While excavating a Stone Age burial site in Germany, archaeologists stumbled upon a mysterious “earth tunnel” that someone made in the Middle Ages, thousands of years after the grave was dug, possibly to hide their furtive ritual practices.

At the end of 2025, the German State Office for Heritage Management and Archaeology (LDA) of Saxony-Anhalt was surveying land near the village of Dornberg ahead of a construction project. Archaeologists initially uncovered a trapezoidal ditch from the fourth millennium B.C., several Neolithic burials from the third millennium B.C., and a Bronze Age burial mound from the second millennium B.C., according to a Jan. 29 translated statement.

A large niche in the earth tunnel after the removal of the covering stone. (Image credit: © Landesamt für Denkmalpflege und Archäologie Sachsen-Anhalt, Ulf Petzschmann)

According to the LDA, earth tunnels are subterranean systems with chamber-like extensions found in geographical regions with firm but easily workable soil. Hundreds of these systems have been discovered in Bavaria, and all were likely made in the Middle Ages. Archaeologists don’t think anyone ever lived in the underground chambers, but they aren’t sure what these tunnels were used for. Theories range from hiding places to spaces for cultic activity.

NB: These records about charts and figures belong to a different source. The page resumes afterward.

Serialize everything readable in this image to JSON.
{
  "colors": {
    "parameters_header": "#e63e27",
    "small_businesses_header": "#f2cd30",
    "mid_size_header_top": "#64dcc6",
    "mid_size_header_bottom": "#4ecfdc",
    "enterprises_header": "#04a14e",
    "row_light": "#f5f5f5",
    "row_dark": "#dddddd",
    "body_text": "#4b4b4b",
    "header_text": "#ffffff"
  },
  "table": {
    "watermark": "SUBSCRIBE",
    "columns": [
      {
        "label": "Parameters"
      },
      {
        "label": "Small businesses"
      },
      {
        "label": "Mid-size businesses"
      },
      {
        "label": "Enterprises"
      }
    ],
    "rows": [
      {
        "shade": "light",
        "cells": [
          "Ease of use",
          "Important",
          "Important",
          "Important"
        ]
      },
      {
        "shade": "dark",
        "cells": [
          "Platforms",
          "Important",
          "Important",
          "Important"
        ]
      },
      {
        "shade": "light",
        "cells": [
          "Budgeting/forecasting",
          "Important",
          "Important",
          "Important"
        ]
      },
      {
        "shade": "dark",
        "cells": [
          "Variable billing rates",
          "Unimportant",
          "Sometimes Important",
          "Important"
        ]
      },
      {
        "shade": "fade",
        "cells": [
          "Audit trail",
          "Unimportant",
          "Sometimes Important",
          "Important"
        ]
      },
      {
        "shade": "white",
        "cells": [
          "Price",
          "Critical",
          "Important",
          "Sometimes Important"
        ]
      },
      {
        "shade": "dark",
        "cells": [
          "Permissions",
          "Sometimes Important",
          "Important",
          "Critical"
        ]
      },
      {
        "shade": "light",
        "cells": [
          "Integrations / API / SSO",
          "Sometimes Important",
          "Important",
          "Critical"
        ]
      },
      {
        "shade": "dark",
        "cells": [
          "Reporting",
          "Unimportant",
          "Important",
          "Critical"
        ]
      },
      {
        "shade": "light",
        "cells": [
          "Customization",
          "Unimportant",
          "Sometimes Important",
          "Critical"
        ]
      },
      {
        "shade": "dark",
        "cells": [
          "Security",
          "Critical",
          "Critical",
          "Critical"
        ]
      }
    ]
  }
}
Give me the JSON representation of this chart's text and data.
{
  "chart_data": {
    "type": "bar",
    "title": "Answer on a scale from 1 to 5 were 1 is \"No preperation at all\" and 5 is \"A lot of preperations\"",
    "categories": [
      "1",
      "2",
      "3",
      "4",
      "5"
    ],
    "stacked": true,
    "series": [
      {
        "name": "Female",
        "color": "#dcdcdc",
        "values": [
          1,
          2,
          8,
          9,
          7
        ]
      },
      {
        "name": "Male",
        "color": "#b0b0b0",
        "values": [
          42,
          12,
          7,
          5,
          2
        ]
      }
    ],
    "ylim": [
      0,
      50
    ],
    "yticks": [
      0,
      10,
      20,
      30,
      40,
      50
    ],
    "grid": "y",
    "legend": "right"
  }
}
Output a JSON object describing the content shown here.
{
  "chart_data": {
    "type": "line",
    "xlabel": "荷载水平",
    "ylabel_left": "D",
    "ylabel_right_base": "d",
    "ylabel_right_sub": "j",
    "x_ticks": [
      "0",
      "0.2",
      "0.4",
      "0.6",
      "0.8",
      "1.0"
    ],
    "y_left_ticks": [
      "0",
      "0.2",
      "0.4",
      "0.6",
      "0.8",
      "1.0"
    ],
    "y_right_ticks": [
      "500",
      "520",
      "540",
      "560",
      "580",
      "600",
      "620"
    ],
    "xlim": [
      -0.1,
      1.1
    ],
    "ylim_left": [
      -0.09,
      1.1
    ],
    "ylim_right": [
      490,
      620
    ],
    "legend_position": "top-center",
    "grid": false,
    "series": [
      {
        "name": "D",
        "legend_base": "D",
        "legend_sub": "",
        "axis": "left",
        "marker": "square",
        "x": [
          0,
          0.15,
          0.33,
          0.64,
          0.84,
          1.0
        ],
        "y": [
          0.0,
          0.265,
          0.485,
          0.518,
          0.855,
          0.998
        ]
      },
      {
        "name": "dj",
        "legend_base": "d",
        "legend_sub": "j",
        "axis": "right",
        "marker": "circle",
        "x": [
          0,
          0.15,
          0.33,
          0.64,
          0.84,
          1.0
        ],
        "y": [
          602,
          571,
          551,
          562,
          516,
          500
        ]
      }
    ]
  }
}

Most earth tunnels lack archaeological artifacts. But the newly discovered one contained a metal horseshoe, a fox skeleton, fragments of a globe-shaped ceramic pot, and a layer of charcoal in one of the narrow, curving passages. The entrance to the earth tunnel had been deliberately sealed at some point by a cluster of large stones, the archaeologists determined, perhaps to hide clandestine activity in the tunnel.

a metal horseshoe and fragments of a ceramic pot

Late medieval pottery fragments and a metal horseshoe were found in the earth tunnel. (Image credit: © Landesamt für Denkmalpflege und Archäologie Sachsen-Anhalt, Ulf Petzschmann)

“The question arises as to how to interpret the findings,” LDA researchers wrote in the statement. Taken together, the artifacts suggest someone lit a short-lived fire in the tunnel and deposited some of their belongings. And because the Stone Age trapezoidal ditch was likely still recognizable from above ground even thousands of years later, it may have been known as a sacred space to the medieval person who made the tunnels.

“However, perhaps the site, due to its significance as a pagan grave, was generally avoided by the local population and therefore particularly well-suited as a hiding place,” LDA officials wrote.